Segores Cacat Di Balik Sinar Dimitri Payet

Prancis boleh saja mengelu-elukan nama Dimitri Payet dan bersorak atas kehadiran pahlawan baru, tapi Deschamps tentu menyadari ada cacat yang tergores di tubuh timnya.

Dimitri Payet menuai segudang pujian setelah mencetak gol kemenangan Prancis atas Rumania, Sabtu (11/6) dini hari WIB, di laga pembuka Euro 2016. Dari jarak sekitar 25 meter, winger West Ham United itu melepaskan tendangan geledek yang mengoyak sudut gawang Ciprian Tatarusanu. Les Bleus unggul 2-1 hingga peluit panjang dan Payet mendapat sorotan istimewa berkat satu gol dan satu assist.

Didier Deschamps mendapatkan pahlawan baru dalam timnya dan berkat sinar Payet, Prancis kini memuncaki klasemen Grup A. Tim Ayam Jago hanya membutuhkan satu kemenangan lagi untuk memastikan langkah ke fase gugur Euro. Namun di balik kegemilangan sang winger, ada sebongkah masalah yang tersembunyi dan Deschamps tidak bisa tidak menyadarinya.

Dimitri Payet, pahlawan baru Prancis

Hal pertama yang perlu disorot adalah lemahnya koordinasi antara Laurent Koscielny dan Adil Rami. Walau kedua pemain tersebut adalah bek terbaik yang dibawa Deschamps, pertahanan keduanya masih jauh dari sempurna. Terbukti, kelengahan Koscielny beberapa kali dimanfaatkan oleh Rumania. Ia hanya bisa bernafas lega karena sentuhan akhir lawan terlampau buruk hingga tiga peluang sia-sia dan Hugo Lloris tampil gemilang untuk menggagalkan peluang emas Rumania di awal pertandingan.
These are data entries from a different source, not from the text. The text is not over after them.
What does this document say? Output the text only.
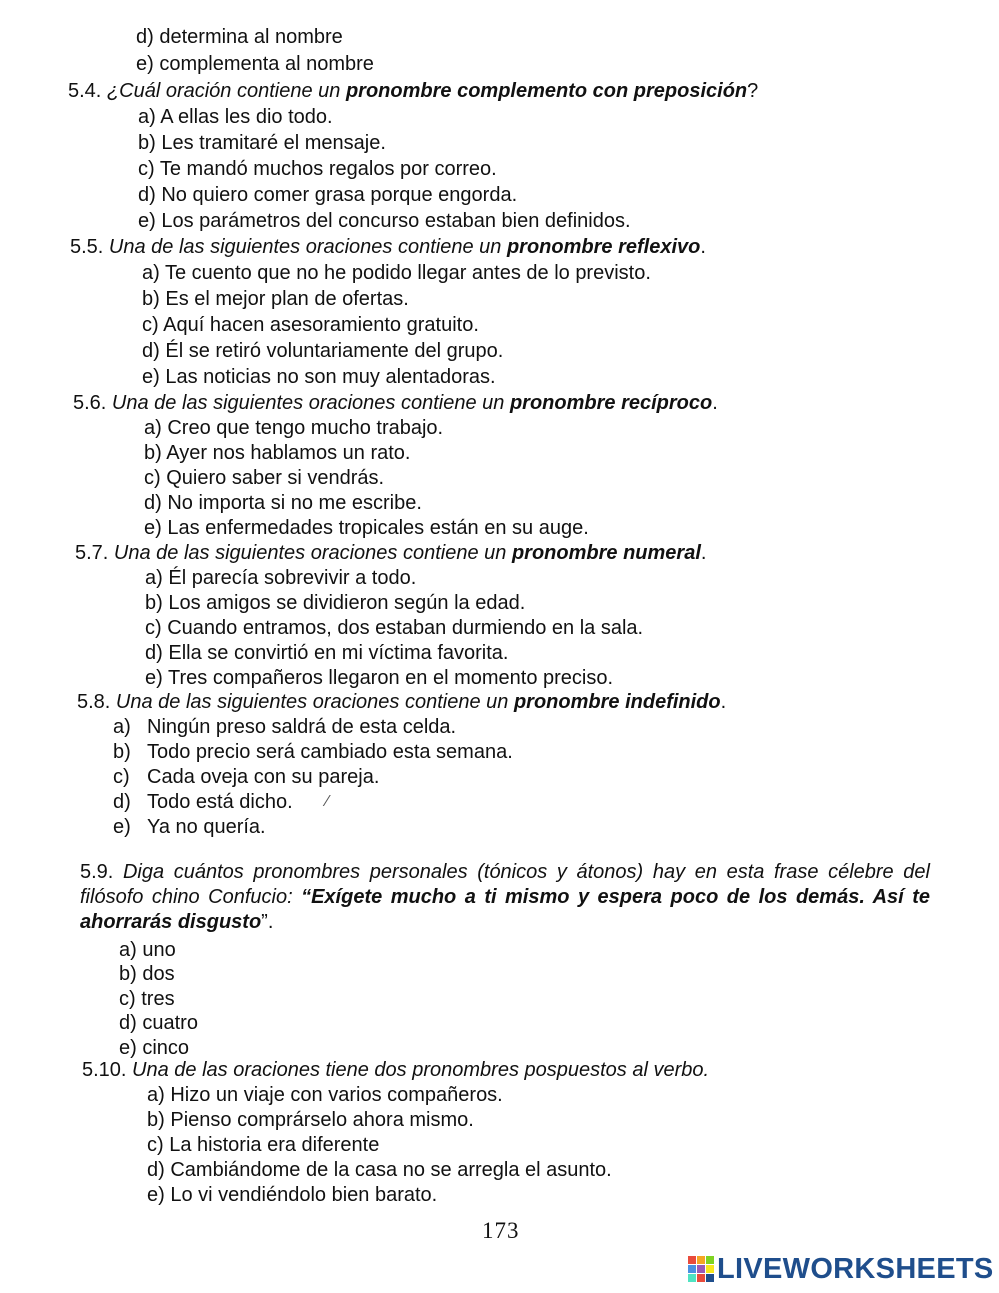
d) determina al nombre
e) complementa al nombre
5.4. ¿Cuál oración contiene un pronombre complemento con preposición?
a) A ellas les dio todo.
b) Les tramitaré el mensaje.
c) Te mandó muchos regalos por correo.
d) No quiero comer grasa porque engorda.
e) Los parámetros del concurso estaban bien definidos.
5.5. Una de las siguientes oraciones contiene un pronombre reflexivo.
a) Te cuento que no he podido llegar antes de lo previsto.
b) Es el mejor plan de ofertas.
c) Aquí hacen asesoramiento gratuito.
d) Él se retiró voluntariamente del grupo.
e) Las noticias no son muy alentadoras.
5.6. Una de las siguientes oraciones contiene un pronombre recíproco.
a) Creo que tengo mucho trabajo.
b) Ayer nos hablamos un rato.
c) Quiero saber si vendrás.
d) No importa si no me escribe.
e) Las enfermedades tropicales están en su auge.
5.7. Una de las siguientes oraciones contiene un pronombre numeral.
a) Él parecía sobrevivir a todo.
b) Los amigos se dividieron según la edad.
c) Cuando entramos, dos estaban durmiendo en la sala.
d) Ella se convirtió en mi víctima favorita.
e) Tres compañeros llegaron en el momento preciso.
5.8. Una de las siguientes oraciones contiene un pronombre indefinido.
a) Ningún preso saldrá de esta celda.
b) Todo precio será cambiado esta semana.
c) Cada oveja con su pareja.
d) Todo está dicho. ⁄
e) Ya no quería.
5.9. Diga cuántos pronombres personales (tónicos y átonos) hay en esta frase célebre del filósofo chino Confucio: “Exígete mucho a ti mismo y espera poco de los demás. Así te ahorrarás disgusto”.
a) uno
b) dos
c) tres
d) cuatro
e) cinco
5.10. Una de las oraciones tiene dos pronombres pospuestos al verbo.
a) Hizo un viaje con varios compañeros.
b) Pienso comprárselo ahora mismo.
c) La historia era diferente
d) Cambiándome de la casa no se arregla el asunto.
e) Lo vi vendiéndolo bien barato.
173
LIVEWORKSHEETS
Kedua, Patrice Evra, veteran Prancis yang kini bermain bagi Juventus, turut mendapat sorotan negatif terkait penampilannya. Eks bek sayap Manchester United itu memang tampil ambisius dan progresif dalam segala kesempatan, tapi satu kesalahan fatal membuat Viktor Kassai memberikan penalti bagi Rumania. Bogdan Stancu berhasil memanfaatkan kesalahan Evra dan menyamakan kedudukan di paruh kedua. Memang, penampilan Evra tidak bisa dihakimi oleh satu kesalahan tersebut, tapi kesalahan konyol tersebut tidak seharusnya dilakukan oleh sang bek veteran.

Selain itu, dua pemain bintang Les Bleus yang diharapkan justru tampil melempem di laga pembuka. Paul Pogba dan Antoine Griezmann, dua bintang yang tampil gemilang di level klub, tidak menunjukkan permainan terbaiknya di laga pembuka. Pogba mungkin masih menunjukkan teknik brilian, tapi Griezmann gagal memberikan pengaruh dalam bentuk gol. Pogba bahkan harus diganti di pengujung laga demi memberikan ruang lebih bagi Payet untuk berkreasi – hal yang tentu dirayakan secara pribadi oleh Deschamps yang mengambil keputusan berani.

Pogba & Griezmann gagal bersinar di laga pembuka.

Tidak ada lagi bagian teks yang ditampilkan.